O desgaste dos políticos na Eleição Majoritária de 2018

Quem pensou que estava jogando baralho e podia blefar, está se vendo dentro de um tabuleiro de xadrez sob o cerco de peças transformadas em adversários.

A base aliada do governador José Pedro Gonçalves Taques (PSDB), cada vez mais se afasta da sua gestão. Jayme Veríssimo de Campos (DEM), Mauro Mendes Ferreira (diz que vai para no DEM) e Carlos Henrique Baqueta Favaro (PSD), que já estavam mexendo com as peças do tabuleiro, e eles estão cada dia mais animado.

Nesta semana, o DEM fará uma grande festa para as filiações de alguns parlamentares e principalmente do possível pré-candidato da sigla Mauro Mendes Ferreira.

Favaro ao mesmo tempo em que bate (com críticas pontuais) e assopra (com sinais de lealdade).

Sem o Democrata e o Partido Social Democrático, sobra apenas o Partido Popular Socialista e o Solidariedade.

Porém uma pergunta que não calar: O desgaste dos políticos vai ser decisivo na Eleição Majoritária em 2018?

Tudo bem o Blog do Valdemir, vai responder.

Podemos afirmar aos nossos internautas que, os eleitores não estão e não vão “perdoar” ninguém, bom informar ainda que no momento os eleitores não estão interessados em discussões eleitorais.

Então as pesquisas de intenção de votos, mesmo se verdadeiras têm um caráter ilusório, porque revelam não exatamente quem é favorito, e sim quem é mais conhecido. Políticos que se iludirem com os números atuais (porque não há campanha, portanto não há choque do contraditório) e entabularem alianças nas atuais pesquisas, podem entender de muita coisa, menos de política.

Uma dica: os eleitores começam a sinalizar que vão definir em 2018, não pelo desgaste dos políticos até por considera-los “iguais” ou “quase iguais” e sim pelo histórico, do que já fizeram pela sociedade, em outras palavras, os eleitores estão cada vez mais atentos aos “resultados” e muito menos “discussões.

Os eleitores estão interessados em eficiência. Discursos feitos com agressividade pode chamar a atenção dos eleitores, mas não resultarão em votos.

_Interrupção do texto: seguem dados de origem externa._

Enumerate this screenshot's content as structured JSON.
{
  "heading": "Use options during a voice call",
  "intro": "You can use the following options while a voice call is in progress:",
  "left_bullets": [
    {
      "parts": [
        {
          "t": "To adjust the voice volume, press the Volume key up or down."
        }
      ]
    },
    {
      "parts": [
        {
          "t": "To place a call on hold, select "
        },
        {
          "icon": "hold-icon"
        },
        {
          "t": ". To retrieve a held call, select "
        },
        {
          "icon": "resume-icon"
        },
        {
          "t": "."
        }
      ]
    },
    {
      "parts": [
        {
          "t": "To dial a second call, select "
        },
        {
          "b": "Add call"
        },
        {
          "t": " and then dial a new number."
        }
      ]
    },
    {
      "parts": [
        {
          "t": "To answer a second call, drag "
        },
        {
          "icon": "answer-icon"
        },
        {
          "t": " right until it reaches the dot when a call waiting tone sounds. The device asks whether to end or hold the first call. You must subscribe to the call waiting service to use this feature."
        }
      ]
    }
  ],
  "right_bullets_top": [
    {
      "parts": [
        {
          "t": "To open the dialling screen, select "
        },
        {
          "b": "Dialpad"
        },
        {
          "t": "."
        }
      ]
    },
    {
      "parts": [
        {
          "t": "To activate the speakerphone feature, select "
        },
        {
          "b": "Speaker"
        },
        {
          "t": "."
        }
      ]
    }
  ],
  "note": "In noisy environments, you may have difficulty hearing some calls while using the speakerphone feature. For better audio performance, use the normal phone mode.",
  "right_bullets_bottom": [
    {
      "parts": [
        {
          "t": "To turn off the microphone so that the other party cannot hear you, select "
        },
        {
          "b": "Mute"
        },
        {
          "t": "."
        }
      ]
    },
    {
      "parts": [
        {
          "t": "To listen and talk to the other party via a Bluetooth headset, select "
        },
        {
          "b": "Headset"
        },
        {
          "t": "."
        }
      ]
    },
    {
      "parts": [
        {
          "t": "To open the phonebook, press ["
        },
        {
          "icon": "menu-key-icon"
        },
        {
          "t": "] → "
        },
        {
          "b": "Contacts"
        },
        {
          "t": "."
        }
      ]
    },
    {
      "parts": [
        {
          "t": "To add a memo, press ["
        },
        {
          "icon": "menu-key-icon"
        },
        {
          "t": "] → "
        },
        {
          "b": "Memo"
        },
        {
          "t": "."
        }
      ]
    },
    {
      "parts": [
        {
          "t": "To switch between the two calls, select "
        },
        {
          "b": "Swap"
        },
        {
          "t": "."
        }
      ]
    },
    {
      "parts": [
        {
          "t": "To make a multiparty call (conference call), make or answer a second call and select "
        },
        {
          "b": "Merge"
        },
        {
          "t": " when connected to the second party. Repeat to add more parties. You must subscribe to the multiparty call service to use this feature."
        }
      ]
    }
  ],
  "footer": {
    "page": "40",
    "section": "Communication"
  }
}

Os candidatos nas Eleições de 2018 tem a oportunidade de dizer o que bem entender aos eleitores. Porém os eleitores têm um número cada vez maior de ferramentas para tomar conhecimento também, daquilo que os pretendentes a um cargo público nem sempre querem que venha a público.

O eleitor sempre votou com o bolso e o coração. Mais maduro e pragmático do que antes, contudo é provável que desta vez a razão prevaleça.

Pesquisas do Vox Populi aponta que as qualidades que o eleitor sempre procura num político, a honestidade está em primeiro lugar, seguida da capacidade em entender os problemas do povo, ter condições de resolver esses problemas e ideais novas.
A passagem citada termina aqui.